This piece, then, is a testament to the randomness of life, half disco camp, half deadly serious. On a stage strewn with balls of screwed-up gaffer tape, resembling small black meteorites – random scatter-shot from outer space – dancers in vests and hoodies variously lurch and squirm in the disjointed, verging on paraplegic, fashion Forsythe has made his own. One guy has padded the seat of his jeans with the plasticated lumps, and wiggles them lasciviously.
Thom Willems' score is a patchwork of lunar pulsings and scraps of jazzy lounge music. Not once does the melody of Gloria Gaynor's No 1 hit impinge. But there is spoken text – torrents of it. And the joke is the way that pop song's lyrics, slyly slipped in among other voluble ravings, and delivered with great poetic seriousness, gradually trigger recognition. Chuckles erupt in different pockets of the audience as the penny drops.
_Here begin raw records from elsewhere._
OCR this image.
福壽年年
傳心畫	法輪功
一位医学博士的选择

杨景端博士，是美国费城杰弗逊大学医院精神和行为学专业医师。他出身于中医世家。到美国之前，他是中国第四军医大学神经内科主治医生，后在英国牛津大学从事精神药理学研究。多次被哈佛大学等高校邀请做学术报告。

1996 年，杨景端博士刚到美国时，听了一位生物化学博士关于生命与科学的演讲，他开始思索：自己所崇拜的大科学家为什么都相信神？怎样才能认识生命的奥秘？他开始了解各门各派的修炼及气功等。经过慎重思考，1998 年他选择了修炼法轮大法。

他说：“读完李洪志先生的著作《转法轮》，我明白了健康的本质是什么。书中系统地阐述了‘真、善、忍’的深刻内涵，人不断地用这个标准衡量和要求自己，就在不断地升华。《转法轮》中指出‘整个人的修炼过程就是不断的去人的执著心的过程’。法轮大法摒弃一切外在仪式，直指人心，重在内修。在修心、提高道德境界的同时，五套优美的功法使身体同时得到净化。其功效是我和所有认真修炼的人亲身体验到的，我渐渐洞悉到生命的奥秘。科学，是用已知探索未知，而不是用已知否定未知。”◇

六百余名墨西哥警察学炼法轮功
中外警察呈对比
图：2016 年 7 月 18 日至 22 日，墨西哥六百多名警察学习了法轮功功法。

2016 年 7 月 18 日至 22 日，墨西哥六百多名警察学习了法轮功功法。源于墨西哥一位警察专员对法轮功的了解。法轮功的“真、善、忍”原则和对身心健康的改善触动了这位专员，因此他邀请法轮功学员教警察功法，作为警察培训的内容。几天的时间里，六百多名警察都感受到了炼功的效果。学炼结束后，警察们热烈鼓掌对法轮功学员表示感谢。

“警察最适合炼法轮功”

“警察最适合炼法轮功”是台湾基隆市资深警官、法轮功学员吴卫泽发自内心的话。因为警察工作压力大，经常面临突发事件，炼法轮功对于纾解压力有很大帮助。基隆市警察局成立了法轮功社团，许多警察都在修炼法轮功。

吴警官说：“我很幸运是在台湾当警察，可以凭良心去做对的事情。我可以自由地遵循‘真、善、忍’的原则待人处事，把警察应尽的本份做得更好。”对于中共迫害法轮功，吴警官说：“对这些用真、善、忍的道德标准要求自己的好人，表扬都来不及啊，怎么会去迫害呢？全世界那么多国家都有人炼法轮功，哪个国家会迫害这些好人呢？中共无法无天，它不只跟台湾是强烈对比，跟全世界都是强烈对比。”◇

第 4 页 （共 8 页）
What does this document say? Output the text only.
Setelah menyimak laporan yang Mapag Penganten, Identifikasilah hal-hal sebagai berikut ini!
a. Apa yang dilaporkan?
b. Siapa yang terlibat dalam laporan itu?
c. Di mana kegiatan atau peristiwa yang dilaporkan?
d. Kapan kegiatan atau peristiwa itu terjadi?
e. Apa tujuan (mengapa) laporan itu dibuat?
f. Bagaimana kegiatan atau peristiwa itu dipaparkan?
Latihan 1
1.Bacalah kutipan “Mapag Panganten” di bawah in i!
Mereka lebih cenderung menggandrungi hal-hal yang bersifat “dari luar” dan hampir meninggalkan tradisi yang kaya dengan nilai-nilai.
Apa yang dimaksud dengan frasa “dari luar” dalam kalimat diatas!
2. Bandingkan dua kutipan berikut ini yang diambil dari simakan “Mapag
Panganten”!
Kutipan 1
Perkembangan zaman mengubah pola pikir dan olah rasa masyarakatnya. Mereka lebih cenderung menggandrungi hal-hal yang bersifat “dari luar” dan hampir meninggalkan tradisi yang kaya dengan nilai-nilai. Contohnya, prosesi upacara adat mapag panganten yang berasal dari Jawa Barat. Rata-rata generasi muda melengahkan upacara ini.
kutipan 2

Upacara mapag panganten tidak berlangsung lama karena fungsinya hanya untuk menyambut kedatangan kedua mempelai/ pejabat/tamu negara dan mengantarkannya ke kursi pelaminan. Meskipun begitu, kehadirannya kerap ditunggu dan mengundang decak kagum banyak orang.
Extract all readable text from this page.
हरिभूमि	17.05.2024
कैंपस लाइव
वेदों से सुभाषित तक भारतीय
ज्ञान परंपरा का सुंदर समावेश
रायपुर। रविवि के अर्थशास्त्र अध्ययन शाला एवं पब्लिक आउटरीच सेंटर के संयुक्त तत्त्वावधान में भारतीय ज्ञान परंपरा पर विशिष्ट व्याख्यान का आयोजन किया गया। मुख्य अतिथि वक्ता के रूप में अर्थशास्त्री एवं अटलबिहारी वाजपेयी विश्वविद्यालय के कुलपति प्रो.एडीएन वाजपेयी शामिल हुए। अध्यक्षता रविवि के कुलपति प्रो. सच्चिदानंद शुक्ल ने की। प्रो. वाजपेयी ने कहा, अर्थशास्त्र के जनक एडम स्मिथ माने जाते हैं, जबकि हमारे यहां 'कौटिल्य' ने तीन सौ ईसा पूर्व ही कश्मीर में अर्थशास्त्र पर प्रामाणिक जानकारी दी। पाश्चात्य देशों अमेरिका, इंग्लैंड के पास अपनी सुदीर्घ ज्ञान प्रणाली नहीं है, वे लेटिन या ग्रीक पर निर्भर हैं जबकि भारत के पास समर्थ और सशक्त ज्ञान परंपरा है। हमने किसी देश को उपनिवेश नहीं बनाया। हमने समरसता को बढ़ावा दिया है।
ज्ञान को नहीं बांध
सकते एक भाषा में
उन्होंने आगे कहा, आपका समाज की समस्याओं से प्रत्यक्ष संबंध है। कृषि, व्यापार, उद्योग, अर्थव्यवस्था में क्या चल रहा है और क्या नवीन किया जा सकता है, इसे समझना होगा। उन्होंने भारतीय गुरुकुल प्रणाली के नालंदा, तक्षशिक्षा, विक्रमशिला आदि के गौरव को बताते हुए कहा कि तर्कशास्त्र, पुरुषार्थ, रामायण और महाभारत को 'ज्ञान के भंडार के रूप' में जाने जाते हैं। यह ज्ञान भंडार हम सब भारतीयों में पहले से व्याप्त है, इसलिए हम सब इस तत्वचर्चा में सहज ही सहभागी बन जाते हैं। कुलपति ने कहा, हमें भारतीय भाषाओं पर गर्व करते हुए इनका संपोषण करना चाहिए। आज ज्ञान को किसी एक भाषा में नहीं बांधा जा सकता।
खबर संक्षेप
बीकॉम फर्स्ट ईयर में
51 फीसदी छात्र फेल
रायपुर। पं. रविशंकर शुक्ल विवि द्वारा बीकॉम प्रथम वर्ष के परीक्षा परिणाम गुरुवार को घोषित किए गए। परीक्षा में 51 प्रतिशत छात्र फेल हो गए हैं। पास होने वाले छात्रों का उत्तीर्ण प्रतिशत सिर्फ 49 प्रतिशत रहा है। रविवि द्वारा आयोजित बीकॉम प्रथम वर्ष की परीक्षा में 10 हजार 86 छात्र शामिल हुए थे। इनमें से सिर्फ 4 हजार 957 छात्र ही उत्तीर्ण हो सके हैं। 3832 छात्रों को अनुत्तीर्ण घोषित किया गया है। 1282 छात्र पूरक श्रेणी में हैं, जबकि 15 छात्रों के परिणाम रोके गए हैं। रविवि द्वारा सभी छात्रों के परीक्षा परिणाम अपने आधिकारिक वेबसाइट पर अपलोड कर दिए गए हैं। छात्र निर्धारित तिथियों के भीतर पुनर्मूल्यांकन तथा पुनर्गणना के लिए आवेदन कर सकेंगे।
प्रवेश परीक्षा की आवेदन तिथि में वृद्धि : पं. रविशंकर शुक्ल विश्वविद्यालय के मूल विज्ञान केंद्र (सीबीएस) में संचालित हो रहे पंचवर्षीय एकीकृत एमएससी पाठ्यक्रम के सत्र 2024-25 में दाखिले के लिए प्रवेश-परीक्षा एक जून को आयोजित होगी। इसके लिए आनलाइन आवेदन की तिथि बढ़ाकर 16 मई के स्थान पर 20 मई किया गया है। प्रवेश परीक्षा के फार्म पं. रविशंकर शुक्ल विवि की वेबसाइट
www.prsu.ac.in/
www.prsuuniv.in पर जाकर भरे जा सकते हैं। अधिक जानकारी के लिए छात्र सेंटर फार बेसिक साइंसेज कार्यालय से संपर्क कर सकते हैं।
In 70 minutes of what mostly feels like chaos, there are a few memorable cameos. Funniest is a furiously competitive, ball-less game of ping-pong, in which one player has two bats and the other has none. More funny-peculiar is an unsettling turn by Dana Caspersen, in which she acts both of two neighbours – one pushy and witch-like, the other timid and harassed – while also voicing the stage directions ("leans forward, hands clasped" etc), gradually accelerating like a cartoon animation. As a picture of chance in relation to mortality, what Forsythe seems to be saying is: don't even try to make sense of stuff – I can't.